Originally Posted By: CatBrat
Long story short: Black & Decker Parana blade cuts through MDF like butter.

A bit longer: I tried cutting through 2 foot of 3/4 inch thick Medium Density Fiberboard. It took about 20 minutes and produced a lot of smoke.


Whoa Whoa! Brian. Glad it worked out, but...

In future, Black and Decker nothing, ever. MDF wasn't prevalent when your saw was made, (neither were some fourm members). 20 minutes isn't a number within the most remote realm of consideration for a single pass with any power tool, unless it's like a 1700 foot pass, which would put it in tiny mountains somewhere.

The instant there's smoke, the incorrect something (tool, tool accessory, etc.) is being employed for the task at hand. (For all saw blades, consider correct tooth rake(s), correct # of teeth, and carbide. No Marathon, CMT, or bargain-priced Freud or DeWalt blades.) A good circ. saw with a good cond. blade can cut full 1" MDF (try lifting a 4 x 8 sheet of that) with no fight at all.
Every good quality 7 1/4" circ saw blade in a decent saw will easily cut MDF, even the wrong blades, like an 80 tooth veneered plywood/melamine blade. The only differences should be the quality of the final cut.

Home center MDF is crap.

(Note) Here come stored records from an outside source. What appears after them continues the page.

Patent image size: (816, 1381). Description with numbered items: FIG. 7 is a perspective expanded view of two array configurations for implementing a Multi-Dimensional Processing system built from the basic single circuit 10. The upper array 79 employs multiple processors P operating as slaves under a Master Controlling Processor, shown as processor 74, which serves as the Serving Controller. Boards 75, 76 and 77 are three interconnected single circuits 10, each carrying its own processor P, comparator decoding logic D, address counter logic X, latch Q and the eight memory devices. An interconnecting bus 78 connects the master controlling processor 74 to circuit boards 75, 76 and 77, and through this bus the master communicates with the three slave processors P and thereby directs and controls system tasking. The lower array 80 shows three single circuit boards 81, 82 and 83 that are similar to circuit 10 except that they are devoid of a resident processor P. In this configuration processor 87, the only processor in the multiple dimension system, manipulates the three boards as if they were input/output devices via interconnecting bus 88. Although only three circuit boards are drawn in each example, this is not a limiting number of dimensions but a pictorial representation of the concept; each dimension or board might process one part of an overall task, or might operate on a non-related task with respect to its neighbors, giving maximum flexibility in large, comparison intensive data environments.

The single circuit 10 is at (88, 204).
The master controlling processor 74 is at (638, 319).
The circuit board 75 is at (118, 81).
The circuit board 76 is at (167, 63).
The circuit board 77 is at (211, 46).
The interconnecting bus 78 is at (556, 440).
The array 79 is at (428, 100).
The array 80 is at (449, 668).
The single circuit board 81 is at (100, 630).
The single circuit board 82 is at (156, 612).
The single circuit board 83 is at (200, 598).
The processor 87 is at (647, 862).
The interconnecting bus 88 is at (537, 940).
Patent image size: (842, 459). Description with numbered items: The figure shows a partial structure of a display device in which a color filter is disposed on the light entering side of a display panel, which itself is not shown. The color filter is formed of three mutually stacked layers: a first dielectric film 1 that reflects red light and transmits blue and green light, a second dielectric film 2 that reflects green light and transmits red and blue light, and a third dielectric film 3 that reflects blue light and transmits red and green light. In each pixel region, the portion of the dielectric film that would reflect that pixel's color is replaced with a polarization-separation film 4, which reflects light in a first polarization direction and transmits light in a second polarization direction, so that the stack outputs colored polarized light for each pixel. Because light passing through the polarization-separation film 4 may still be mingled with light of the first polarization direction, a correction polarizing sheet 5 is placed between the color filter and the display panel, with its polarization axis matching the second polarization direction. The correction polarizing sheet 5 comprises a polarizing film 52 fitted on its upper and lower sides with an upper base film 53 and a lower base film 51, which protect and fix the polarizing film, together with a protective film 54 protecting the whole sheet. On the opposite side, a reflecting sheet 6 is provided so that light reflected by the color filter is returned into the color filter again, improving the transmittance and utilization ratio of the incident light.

Go to a lumber yard with a chunk of the home center junk and compare. Look at how tighly packed the particles are in the good stuff. Also, it may come from China at the home centers. No home building material from China is worth your time and effort.

I haven't been burned, but I've had friends who had jobs go south because if it. If it's a (non-exotic, of course) wood product that didn't come from the US or Canada, just keep walkin.' Canadian was better for a long while. Now it's about even, since some Canadian wood products have declined in quality in the past 4 or 5 years.

MDF dust is highly toxic to inhale and will still be found on a dust mop weeks later, so be careful. I take absolutley no workplace precautions, because my death wish has been ignored for so long.


Always call the place you live a house. When you're old, everyone else will call it a home.